Según llega la tarde, Jesús se preocupa de dar de comer a todas aquellas personas, cansadas y hambrientas y cuida de cuantos le siguen. Y quiere hacer participes de esto a sus discípulos. Efectivamente les dice: «dadles vosotros de comer» (v. 16). Y les demostró que los pocos panes y peces que tenían, con la fuerza de la fe y de la oración, podían ser compartidos por toda aquella gente. Jesús cumple un milagro, pero es el milagro de la fe, de la oración, suscitado por la compasión y el amor. Así Jesús «partiendo los panes, se los dio a los discípulos y los discípulos a la gente» (v. 19). El Señor resuelve las necesidades de los hombres, pero desea que cada uno de nosotros sea partícipe concretamente de su compasión.

Ahora detengámonos en el gesto de bendición de Jesús: Él «tomó luego los cinco panes y los dos peces, y levantando los ojos al cielo, pronunció la bendición, y partiendo los panes se los dio» (v. 19). Como se observa, son los mismos signos que Jesús realizó en la Última Cena; y son también los mismos que cada sacerdote realiza cuando celebra la Santa Eucaristía. La comunidad cristiana nace y renace continuamente de esta comunión eucarística.

Por ello, vivir la comunión con Cristo es otra cosa distinta a permanecer pasivos y ajenos a la vida cotidiana; por el contrario, nos introduce cada vez más en la relación con los hombres y las mujeres de nuestro tiempo, para ofrecerles la señal concreta de la misericordia y de la atención de Cristo. Mientras nos nutre de Cristo, la Eucaristía que celebramos nos transforma poco a poco también a nosotros en cuerpo de Cristo y nutrimento espiritual para los hermanos. Jesús quiere llegar a todos, para llevar a todos el amor de Dios. Por ello convierte a cada creyente en servidor de la misericordia. Jesús ha visto a la muchedumbre, ha sentido compasión por ella y ha multiplicado los panes; así hace lo mismo con la Eucaristía. Y nosotros, creyentes que recibimos este pan eucarístico, estamos empujados por Jesús a llevar este servicio a los demás, con su misma compasión. Este es el camino.

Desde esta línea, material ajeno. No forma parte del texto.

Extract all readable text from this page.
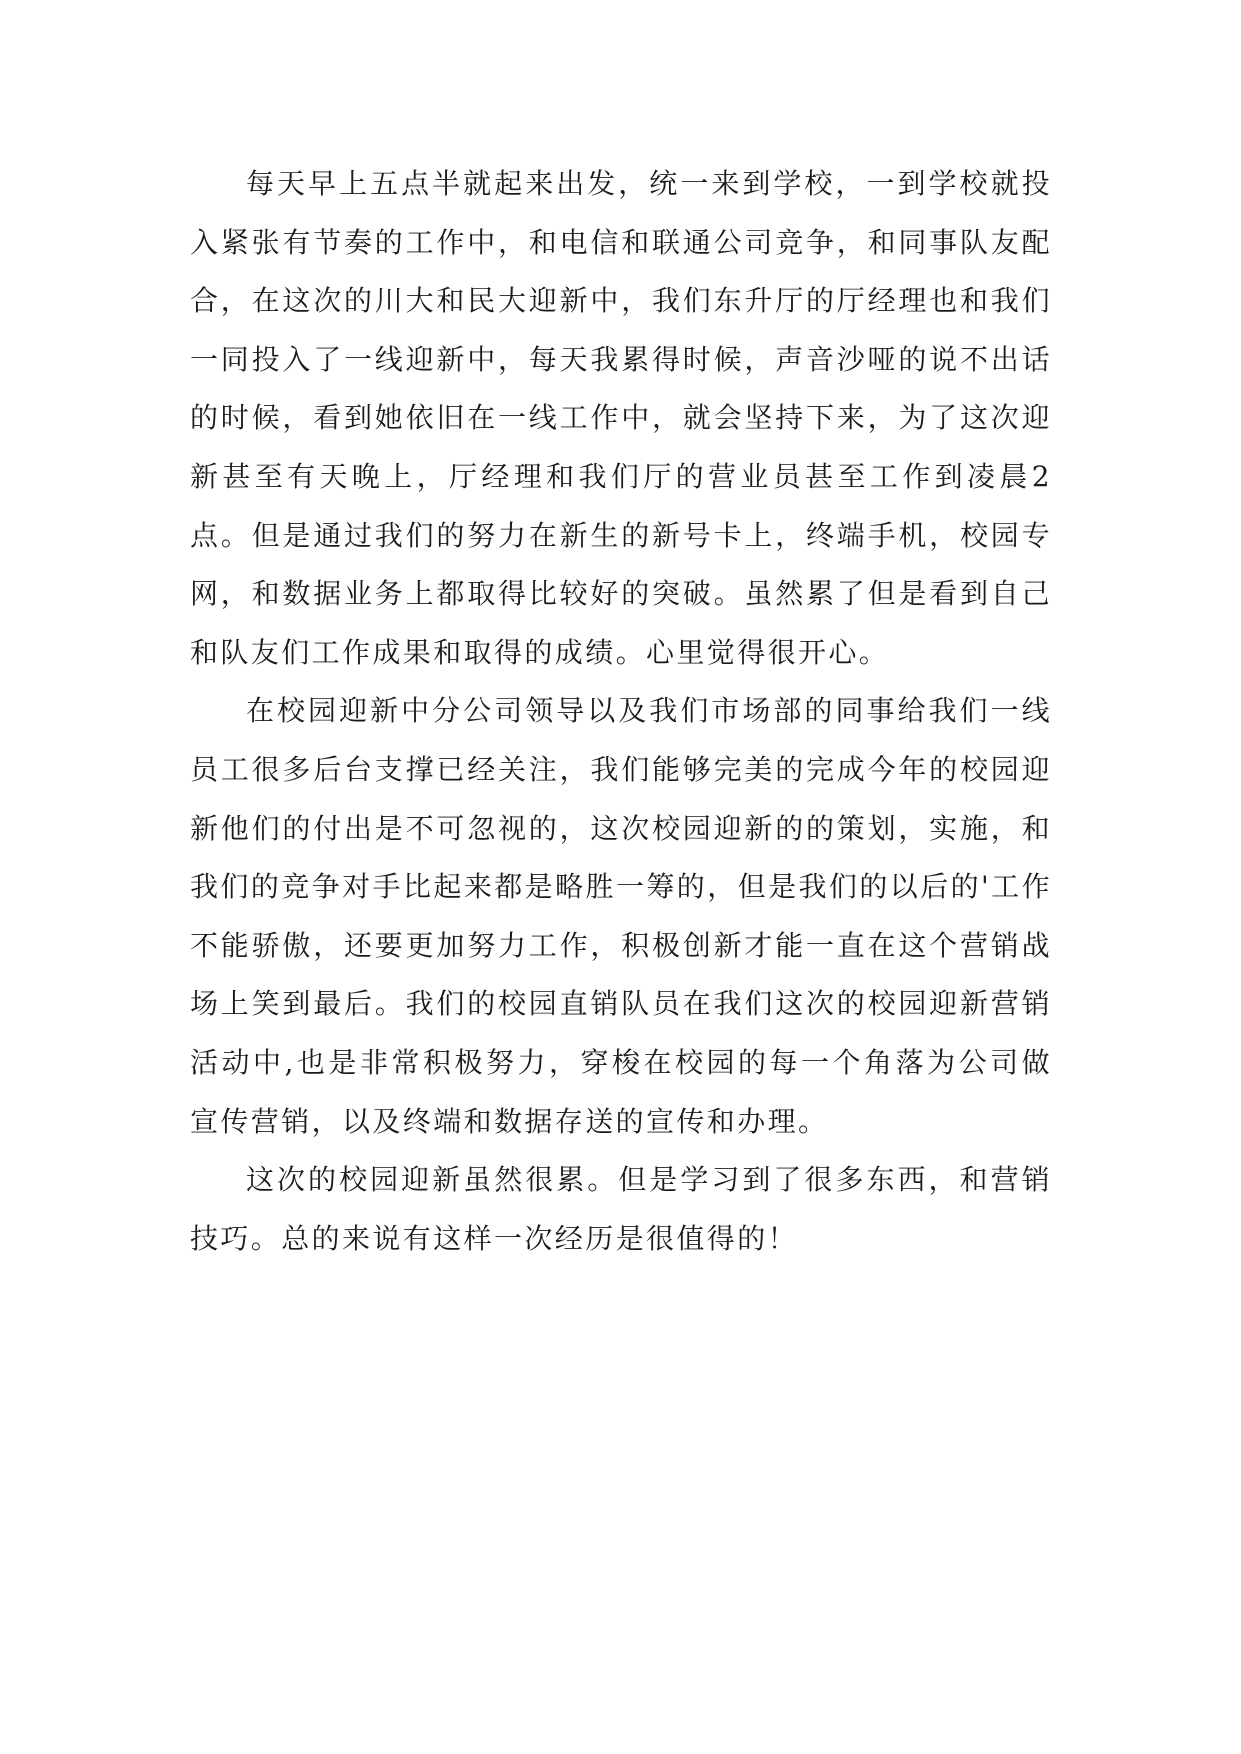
每天早上五点半就起来出发，统一来到学校，一到学校就投入紧张有节奏的工作中，和电信和联通公司竞争，和同事队友配合，在这次的川大和民大迎新中，我们东升厅的厅经理也和我们一同投入了一线迎新中，每天我累得时候，声音沙哑的说不出话的时候，看到她依旧在一线工作中，就会坚持下来，为了这次迎新甚至有天晚上，厅经理和我们厅的营业员甚至工作到凌晨2点。但是通过我们的努力在新生的新号卡上，终端手机，校园专网，和数据业务上都取得比较好的突破。虽然累了但是看到自己和队友们工作成果和取得的成绩。心里觉得很开心。

在校园迎新中分公司领导以及我们市场部的同事给我们一线员工很多后台支撑已经关注，我们能够完美的完成今年的校园迎新他们的付出是不可忽视的，这次校园迎新的的策划，实施，和我们的竞争对手比起来都是略胜一筹的，但是我们的以后的'工作不能骄傲，还要更加努力工作，积极创新才能一直在这个营销战场上笑到最后。我们的校园直销队员在我们这次的校园迎新营销活动中,也是非常积极努力，穿梭在校园的每一个角落为公司做宣传营销，以及终端和数据存送的宣传和办理。

这次的校园迎新虽然很累。但是学习到了很多东西，和营销技巧。总的来说有这样一次经历是很值得的！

La narración de la multiplicación de los panes y de los peces se concluye con la constatación de que todos se han saciado y con la recogida de los pedazos sobrantes (cfr v. 20). Cuando Jesús con su compasión y su amor nos da una gracia, nos perdona los pecados, nos abraza, nos ama, no hace las cosas a medias, sino completamente. Como ha ocurrido aquí: todos se han saciado. Jesús llena nuestro corazón y nuestra vida de su amor, de su perdón, de su compasión. Jesús, por lo tanto, ha permitido a sus discípulos seguir su orden. De esta manera ellos conocen la vía que hay que recorrer: dar de comer al pueblo y tenerlo unido; es decir, estar al servicio de la vida y de la comunión. Invoquemos al Señor, para que haga siempre a su Iglesia capaz de este santo servicio, y para que cada uno de nosotros pueda ser instrumento de comunión en la propia familia, en el trabajo, en la parroquia y en los grupos de pertenencia, una señal visible de la misericordia de Dios que no quiere dejar a nadie en soledad o con necesidad, para que descienda la comunión y la paz entre los hombres y la comunión de los hombres con Dios, porque esta comunión es la vida para todos.